文/信 芳

“馬莉莉是當代滬劇藝術的重要代表。她很好地繼承了前輩演員的藝術遺產,又努力吸收現代劇場藝術,把握每一出戲的美學格調,深入刻畫角色性格,并把這一切都熔鑄成自己的生命形態而投入舞臺,使滬劇至今沒有出現衰弱。”這是1991年馬莉莉從藝30周年舉辦個人專場演出時,著名學者、時為上海戲劇學院院長余秋雨先生贈與的祝詞。
晃眼20年過去了,日前我見到她,再次提及這段祝詞,已經漸漸淡出滬劇舞臺的馬莉莉不由激動起來,當年“風華正茂”的歲月似又重現在眼前,但又表現出難以抑制的憂心。她毫不諱言:今昔已不能同日而語,現今滬劇出現“頹勢”,其市場“萎縮”已是不爭的事實。當然,作為滬劇這個國家非物質文化遺產項目的傳承人之一,她豈能甘心?為“傳承”作了大量調查和研究后,她發現根本原因是:滬劇所依托的基礎——上海話已經開始“退化”。皮之不存,毛將焉附?為此,在上海市政協會議上,馬莉莉委員不由大聲疾呼:上海話,要盡快地保護和規范!
一個隨團的小演員成長為一位滬劇表演藝術家,馬莉莉在滬劇藝術的園地里耕耘了50個春秋,如今雖已過花甲之年,但她風采依舊,親切的笑容、甜美的嗓音讓人感到既熟悉又親切。回想當年學藝登臺、嶄露頭角的情形,平時信奉“寧靜致遠”的她,似乎也不能平靜,塵封的記憶又被打開。
從小聰穎活潑的馬莉莉,因母親特別喜歡滬劇的緣故,她對滬劇也情有獨鐘。“記得還是在幼兒園時,其他小朋友都唱歌、跳舞,我就一本正經跟老師說,要唱一段滬劇給大家聽。可以說,我從小對滬劇就很癡迷。”馬莉莉回憶說。
就在馬莉莉小學畢業那年,上海楊浦區戲曲學館來校招生。全家人為她該選擇什么樣的劇種而爭論,這時,酷愛滬劇的母親說話了:“女兒是我的,我作主,就考滬劇!”馬莉莉考進了學館,開始了學藝生涯。

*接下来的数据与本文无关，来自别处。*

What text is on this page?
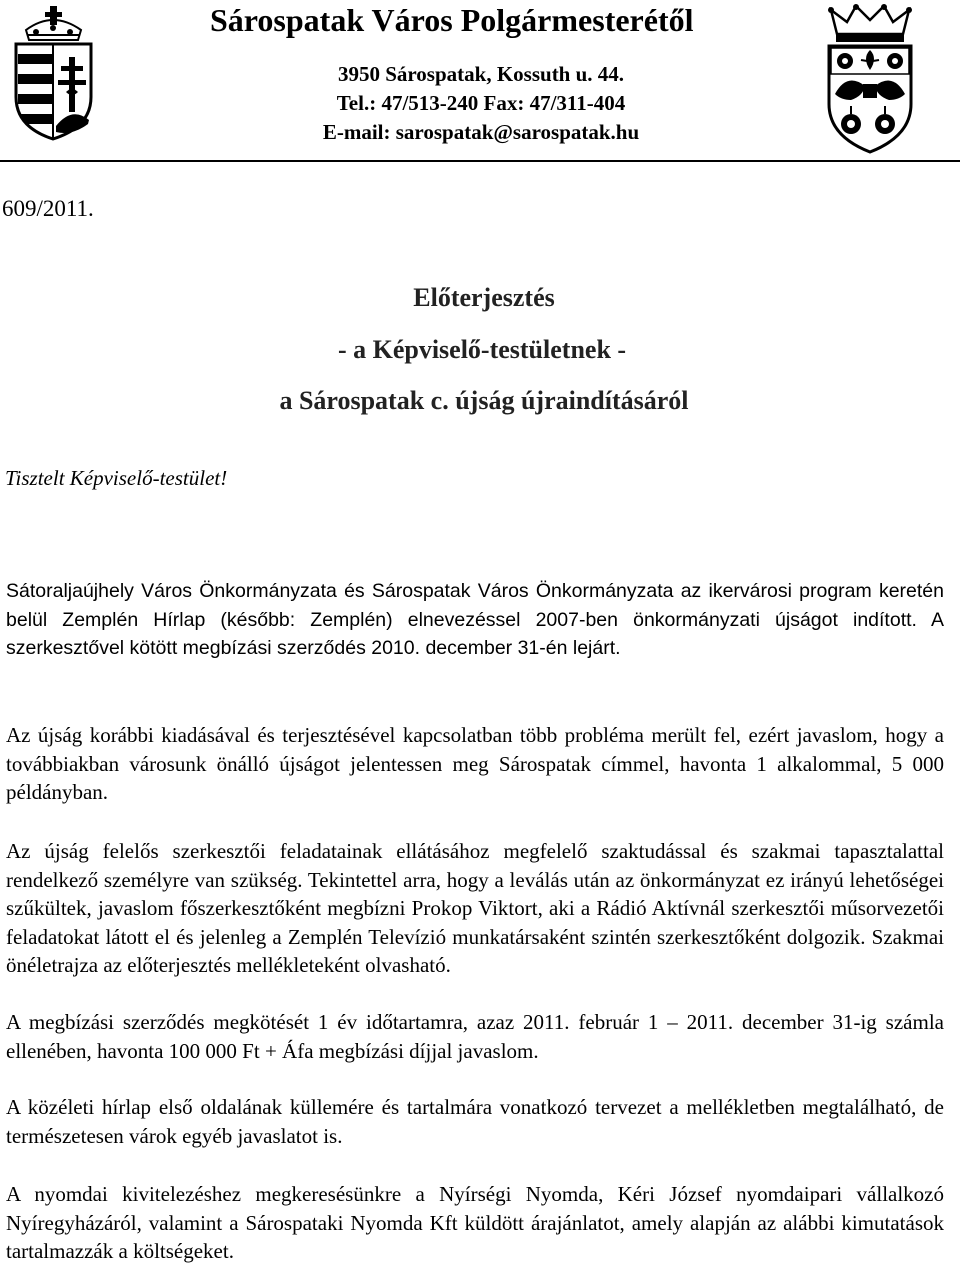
Sárospatak Város Polgármesterétől
3950 Sárospatak, Kossuth u. 44.
Tel.: 47/513-240 Fax: 47/311-404
E-mail: sarospatak@sarospatak.hu
609/2011.
Előterjesztés
- a Képviselő-testületnek -
a Sárospatak c. újság újraindításáról
Tisztelt Képviselő-testület!
Sátoraljaújhely Város Önkormányzata és Sárospatak Város Önkormányzata az ikervárosi program keretén belül Zemplén Hírlap (később: Zemplén) elnevezéssel 2007-ben önkormányzati újságot indított. A szerkesztővel kötött megbízási szerződés 2010. december 31-én lejárt.
Az újság korábbi kiadásával és terjesztésével kapcsolatban több probléma merült fel, ezért javaslom, hogy a továbbiakban városunk önálló újságot jelentessen meg Sárospatak címmel, havonta 1 alkalommal, 5 000 példányban.
Az újság felelős szerkesztői feladatainak ellátásához megfelelő szaktudással és szakmai tapasztalattal rendelkező személyre van szükség. Tekintettel arra, hogy a leválás után az önkormányzat ez irányú lehetőségei szűkültek, javaslom főszerkesztőként megbízni Prokop Viktort, aki a Rádió Aktívnál szerkesztői műsorvezetői feladatokat látott el és jelenleg a Zemplén Televízió munkatársaként szintén szerkesztőként dolgozik. Szakmai önéletrajza az előterjesztés mellékleteként olvasható.
A megbízási szerződés megkötését 1 év időtartamra, azaz 2011. február 1 – 2011. december 31-ig számla ellenében, havonta 100 000 Ft + Áfa megbízási díjjal javaslom.
A közéleti hírlap első oldalának küllemére és tartalmára vonatkozó tervezet a mellékletben megtalálható, de természetesen várok egyéb javaslatot is.
A nyomdai kivitelezéshez megkeresésünkre a Nyírségi Nyomda, Kéri József nyomdaipari vállalkozó Nyíregyházáról, valamint a Sárospataki Nyomda Kft küldött árajánlatot, amely alapján az alábbi kimutatások tartalmazzák a költségeket.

最初的學藝是艱苦的,練功苦,生活條件更苦。當時正遇上三年自然災害,食物緊缺,正處于長身體階段的馬莉莉總是感到饑腸轆轆,但練功從不偷懶。還是應了那句話,機會給了有準備的人。畢業后,馬莉莉跟著愛華滬劇團轉戰數個大劇場。那年,愛華滬劇團正在演出《南海長城》,一位扮演甜女的演員突然因病無法上臺,當時離開場還有兩個小時,袁濱忠老師心急火燎地走進化妝間,來到馬莉莉身邊:“莉莉,你上吧!”馬莉莉又開心又惶恐地上了場。“當時我還沒有舞臺經驗,一邊演,一邊竭力掩飾自己的緊張,給自己打氣,總之不能讓老師們失望!”
這場讓領導和同事們捏了一把汗的演出就這樣被演下來了,馬莉莉說,“接下來的演出,我一天比一天演得好。甜女是我隨團以后,第一個有名有姓的角色。”
十年文革,上海幾十家劇團或被遣往干校,或遭解散,唯有愛華滬劇團得以幸免,原因歸功于它有一出劇目《紅燈記》。而這出戲對馬莉莉也有特殊的意義。1966年,她被選上飾演B角李鐵梅。馬莉莉明白這是她的重要機遇,所以當A角演出時,她晚上拼命地看戲,白天練功時又拼命地琢磨。機會來了,一個酷暑下午,日場《紅燈記》讓她上演。“李鐵梅”首演是韓玉敏老師,她的表演有口皆碑。馬莉莉平時一直關注老師的表演,從模仿到體會,到自己登臺演出。第二年,她欣喜地獲得了和自己老師韓玉敏、袁濱忠同臺演出大戲的機會。韓老師已“升格”演李奶奶,馬莉莉演李鐵梅。通過與兩位老師的合作,她的演藝大大長進,不僅從老師身上學到了表演,更學到了自信。《紅燈記》是馬莉莉平生演出的第一部大戲,自此她一發不可收,在演藝道路上越走越寬廣。

《霧中人》中飾白靈
1973年,愛華滬劇團與上海市人民滬劇團合并成上海滬劇團,馬莉莉隨團加入,這是她藝術路上的一個轉折點。上海滬劇團薈萃了眾多滬劇名家,有丁是娥、解洪元、邵濱孫、石筱英、凌愛珍、王盤聲、韓玉敏等,對馬莉莉來說,不僅能向前輩學習更多,同時為她提供更大的施展舞臺。并團不久,她就出演了《沙家浜》中的主角阿慶嫂,她的舞臺形象顯出熠熠光華。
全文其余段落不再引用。